McFly promises to have the work done over the weekend.
In War of the World, Ray’s son, Robbie, has a paper due the following week, but has not yet started on it. He tries to con Ray by saying its done but only needs to be typed. Ray doesn’t buy it and says Robbie will flunk out of school.
In Back to the Future, we get Principal Strickland scolding the heroes for being slackers; in War of the Worlds, Ray’s wife, Maryann, pretty much says the same thing to Ray and more kindly to Robbie.
In both films, the father figure struggles to become a better father in the end, a theme so common in Spielberg films we might say this about any of his works.
We find many other elements in both these films that are common in most if not all Spielberg films such as the key role cars play.
In many ways, the car has replaces the horse as a mythological symbol. Spielberg often has characters stealing vehicles, riding recklessly and chasing each other as a result. Ray’s son steals Ray’s car. Ray steals a van then cracks it up. In some ways, Marty’s adventure is kicked off in much the same way as Ray’s is, with a flight by automobile. Biff cracks up cars so frequently as to be comical, and in fact, the whole Back to the Future series hinges upon whether or not Marty succumbs to ridicule or avoids a car race that would otherwise ruin his life.
While the Oedipus Complex is a theme common to nearly all Spielberg films, it is very obvious in Back to the Future and War of the Worlds. Marty, of course, is disgusted by his mother’s attraction to him; Ray’s son seems more comfortable with it and part of his rage against his father seems to be generated out of this. War of the World is stuffed with mother and baby images.
Similar to the stylistic phrase that caught me up in this comparison is another repeated element in both films. When Doc and Marty crash back into an altered 1985 in Back to the Future II, we get a dark screen and Marty’s voice asking: “Are we back?”
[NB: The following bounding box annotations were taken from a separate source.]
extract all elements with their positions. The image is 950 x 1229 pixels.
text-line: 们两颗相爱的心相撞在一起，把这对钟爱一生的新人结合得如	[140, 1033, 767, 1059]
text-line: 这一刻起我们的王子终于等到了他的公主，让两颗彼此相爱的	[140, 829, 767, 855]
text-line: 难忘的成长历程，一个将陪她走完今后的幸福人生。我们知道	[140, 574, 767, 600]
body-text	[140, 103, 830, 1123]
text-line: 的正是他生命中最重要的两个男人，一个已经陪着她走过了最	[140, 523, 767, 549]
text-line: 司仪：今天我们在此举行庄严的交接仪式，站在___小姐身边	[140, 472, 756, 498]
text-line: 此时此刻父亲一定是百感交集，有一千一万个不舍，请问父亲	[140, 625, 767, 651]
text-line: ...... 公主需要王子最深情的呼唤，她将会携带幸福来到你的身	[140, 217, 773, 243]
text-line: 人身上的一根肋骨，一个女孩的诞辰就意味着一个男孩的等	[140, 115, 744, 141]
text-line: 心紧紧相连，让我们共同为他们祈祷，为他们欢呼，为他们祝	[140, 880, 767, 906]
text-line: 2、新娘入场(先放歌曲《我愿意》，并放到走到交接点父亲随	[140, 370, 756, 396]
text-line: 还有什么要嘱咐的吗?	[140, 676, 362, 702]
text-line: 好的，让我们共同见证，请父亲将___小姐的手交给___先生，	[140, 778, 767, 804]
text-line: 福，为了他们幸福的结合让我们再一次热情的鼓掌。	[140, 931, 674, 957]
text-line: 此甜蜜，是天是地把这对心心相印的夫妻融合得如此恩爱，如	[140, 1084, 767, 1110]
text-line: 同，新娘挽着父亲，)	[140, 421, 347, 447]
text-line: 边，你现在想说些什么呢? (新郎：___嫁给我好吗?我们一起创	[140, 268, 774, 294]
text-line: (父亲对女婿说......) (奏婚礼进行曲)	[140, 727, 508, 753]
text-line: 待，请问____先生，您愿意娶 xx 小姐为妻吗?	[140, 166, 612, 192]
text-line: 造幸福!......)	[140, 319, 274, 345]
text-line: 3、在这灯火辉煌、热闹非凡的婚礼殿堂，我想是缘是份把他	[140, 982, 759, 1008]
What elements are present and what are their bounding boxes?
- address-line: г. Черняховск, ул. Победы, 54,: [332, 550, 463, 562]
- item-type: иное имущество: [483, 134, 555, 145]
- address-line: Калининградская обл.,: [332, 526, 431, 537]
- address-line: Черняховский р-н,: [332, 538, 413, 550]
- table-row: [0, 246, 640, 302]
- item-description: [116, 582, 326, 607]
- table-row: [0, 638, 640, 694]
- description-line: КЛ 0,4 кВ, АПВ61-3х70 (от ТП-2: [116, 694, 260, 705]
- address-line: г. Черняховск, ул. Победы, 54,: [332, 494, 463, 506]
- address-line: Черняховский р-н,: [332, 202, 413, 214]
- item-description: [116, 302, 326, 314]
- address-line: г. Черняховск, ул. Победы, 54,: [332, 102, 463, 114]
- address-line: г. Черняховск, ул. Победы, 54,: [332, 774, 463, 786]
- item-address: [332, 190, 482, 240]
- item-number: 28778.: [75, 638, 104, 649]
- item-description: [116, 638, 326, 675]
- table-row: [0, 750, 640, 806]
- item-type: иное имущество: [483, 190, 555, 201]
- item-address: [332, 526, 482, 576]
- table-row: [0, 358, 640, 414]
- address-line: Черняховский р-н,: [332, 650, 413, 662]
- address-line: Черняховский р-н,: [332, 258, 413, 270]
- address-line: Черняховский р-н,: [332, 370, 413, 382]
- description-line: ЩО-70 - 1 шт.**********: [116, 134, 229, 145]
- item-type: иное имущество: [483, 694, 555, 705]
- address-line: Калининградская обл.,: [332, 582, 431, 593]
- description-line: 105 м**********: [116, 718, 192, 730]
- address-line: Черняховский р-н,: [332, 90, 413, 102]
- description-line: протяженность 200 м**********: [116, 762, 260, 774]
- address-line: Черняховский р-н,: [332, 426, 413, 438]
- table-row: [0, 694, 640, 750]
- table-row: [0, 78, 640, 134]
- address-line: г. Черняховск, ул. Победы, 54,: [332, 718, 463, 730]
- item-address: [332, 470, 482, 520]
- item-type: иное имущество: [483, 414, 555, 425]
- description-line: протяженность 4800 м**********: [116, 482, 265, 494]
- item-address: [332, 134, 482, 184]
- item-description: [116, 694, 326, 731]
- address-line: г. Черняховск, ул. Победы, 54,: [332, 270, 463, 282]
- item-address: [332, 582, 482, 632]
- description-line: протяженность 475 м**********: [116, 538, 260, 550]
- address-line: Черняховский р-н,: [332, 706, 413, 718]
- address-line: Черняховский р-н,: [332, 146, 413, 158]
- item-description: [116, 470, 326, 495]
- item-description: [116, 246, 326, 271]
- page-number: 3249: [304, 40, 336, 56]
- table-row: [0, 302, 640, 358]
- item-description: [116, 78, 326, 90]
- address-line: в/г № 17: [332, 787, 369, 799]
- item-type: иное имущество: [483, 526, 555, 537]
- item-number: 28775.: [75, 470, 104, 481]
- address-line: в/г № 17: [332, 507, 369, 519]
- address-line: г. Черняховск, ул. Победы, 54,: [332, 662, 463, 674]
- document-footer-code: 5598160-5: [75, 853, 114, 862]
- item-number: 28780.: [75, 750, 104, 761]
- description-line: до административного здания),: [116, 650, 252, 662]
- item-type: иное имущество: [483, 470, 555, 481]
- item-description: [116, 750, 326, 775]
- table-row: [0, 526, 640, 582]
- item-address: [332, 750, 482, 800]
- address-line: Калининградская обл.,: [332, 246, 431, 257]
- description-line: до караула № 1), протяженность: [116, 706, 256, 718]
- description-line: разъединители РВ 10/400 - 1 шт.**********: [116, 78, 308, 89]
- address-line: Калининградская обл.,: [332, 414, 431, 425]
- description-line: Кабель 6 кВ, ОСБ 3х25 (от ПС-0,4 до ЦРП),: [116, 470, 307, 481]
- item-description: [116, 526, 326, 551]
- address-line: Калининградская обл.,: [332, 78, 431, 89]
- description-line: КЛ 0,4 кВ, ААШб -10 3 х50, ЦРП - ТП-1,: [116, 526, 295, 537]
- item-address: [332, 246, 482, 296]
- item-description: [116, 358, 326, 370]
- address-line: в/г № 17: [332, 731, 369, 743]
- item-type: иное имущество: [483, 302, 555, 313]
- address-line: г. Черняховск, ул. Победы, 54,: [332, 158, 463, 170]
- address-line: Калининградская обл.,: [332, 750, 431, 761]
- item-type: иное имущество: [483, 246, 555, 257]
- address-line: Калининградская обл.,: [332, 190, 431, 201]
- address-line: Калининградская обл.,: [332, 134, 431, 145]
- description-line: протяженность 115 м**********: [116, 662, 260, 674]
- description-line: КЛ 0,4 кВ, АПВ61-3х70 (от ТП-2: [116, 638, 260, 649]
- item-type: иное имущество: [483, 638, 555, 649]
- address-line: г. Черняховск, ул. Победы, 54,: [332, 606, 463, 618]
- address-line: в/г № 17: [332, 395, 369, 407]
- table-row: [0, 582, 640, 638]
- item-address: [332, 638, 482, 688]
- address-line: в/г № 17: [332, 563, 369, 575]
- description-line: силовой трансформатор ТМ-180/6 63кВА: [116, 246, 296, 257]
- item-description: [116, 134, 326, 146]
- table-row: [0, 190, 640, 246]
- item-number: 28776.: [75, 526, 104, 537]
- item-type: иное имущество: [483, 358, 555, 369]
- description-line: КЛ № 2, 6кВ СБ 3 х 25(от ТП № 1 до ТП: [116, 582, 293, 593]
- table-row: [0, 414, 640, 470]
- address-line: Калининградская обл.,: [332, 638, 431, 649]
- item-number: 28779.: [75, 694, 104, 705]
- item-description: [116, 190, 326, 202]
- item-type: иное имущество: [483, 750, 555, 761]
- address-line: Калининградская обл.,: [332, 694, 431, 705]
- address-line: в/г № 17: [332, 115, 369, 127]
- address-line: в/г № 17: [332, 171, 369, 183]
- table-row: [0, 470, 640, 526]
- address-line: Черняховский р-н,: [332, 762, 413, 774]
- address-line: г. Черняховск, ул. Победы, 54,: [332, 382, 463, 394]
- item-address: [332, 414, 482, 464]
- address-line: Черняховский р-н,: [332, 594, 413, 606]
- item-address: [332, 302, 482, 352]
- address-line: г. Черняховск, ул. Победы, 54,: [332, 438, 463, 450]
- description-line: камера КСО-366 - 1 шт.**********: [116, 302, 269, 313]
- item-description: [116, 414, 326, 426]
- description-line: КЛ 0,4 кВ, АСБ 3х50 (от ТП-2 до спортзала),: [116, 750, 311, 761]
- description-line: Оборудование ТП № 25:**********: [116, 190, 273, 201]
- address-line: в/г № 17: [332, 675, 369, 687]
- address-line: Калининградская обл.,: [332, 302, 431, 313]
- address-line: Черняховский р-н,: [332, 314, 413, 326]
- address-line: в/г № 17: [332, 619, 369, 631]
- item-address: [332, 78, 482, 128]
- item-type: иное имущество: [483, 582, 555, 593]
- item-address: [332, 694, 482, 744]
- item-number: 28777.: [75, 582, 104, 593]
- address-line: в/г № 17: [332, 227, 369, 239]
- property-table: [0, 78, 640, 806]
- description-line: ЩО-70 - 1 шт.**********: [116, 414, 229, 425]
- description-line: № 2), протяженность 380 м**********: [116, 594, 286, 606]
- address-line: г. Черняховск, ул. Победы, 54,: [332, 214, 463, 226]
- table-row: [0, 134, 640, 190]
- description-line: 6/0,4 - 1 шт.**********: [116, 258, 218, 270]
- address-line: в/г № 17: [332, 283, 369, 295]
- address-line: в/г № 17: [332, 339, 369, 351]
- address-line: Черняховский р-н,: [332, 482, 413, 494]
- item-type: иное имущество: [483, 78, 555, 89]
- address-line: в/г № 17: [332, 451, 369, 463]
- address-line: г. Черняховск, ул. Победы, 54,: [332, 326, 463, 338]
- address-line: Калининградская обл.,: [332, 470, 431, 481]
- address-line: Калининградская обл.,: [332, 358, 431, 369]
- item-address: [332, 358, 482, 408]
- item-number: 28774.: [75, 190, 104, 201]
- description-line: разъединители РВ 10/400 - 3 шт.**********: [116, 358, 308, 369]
In War of the Worlds, we get Ray’s daughter saying something similar after the crash of an airliner into the house. The screen remains dark, her voice asks: “Are we still alive?”
The timing and sense of silence is so similar in both instances it is hard to imagine they were created by two different film makers.
Even musical passages are repeated in both films, echoing similar themes in each. These comparisons can go on and on, since we can trace similarities in use of TV and other elements typical in Spielberg movies. Even some of the structural elements of War of the Worlds resemble Back to the Future, although some of these scenes appear in the script and never made it to the screen, such as the use of a tavern or soda shop as a jumping off place.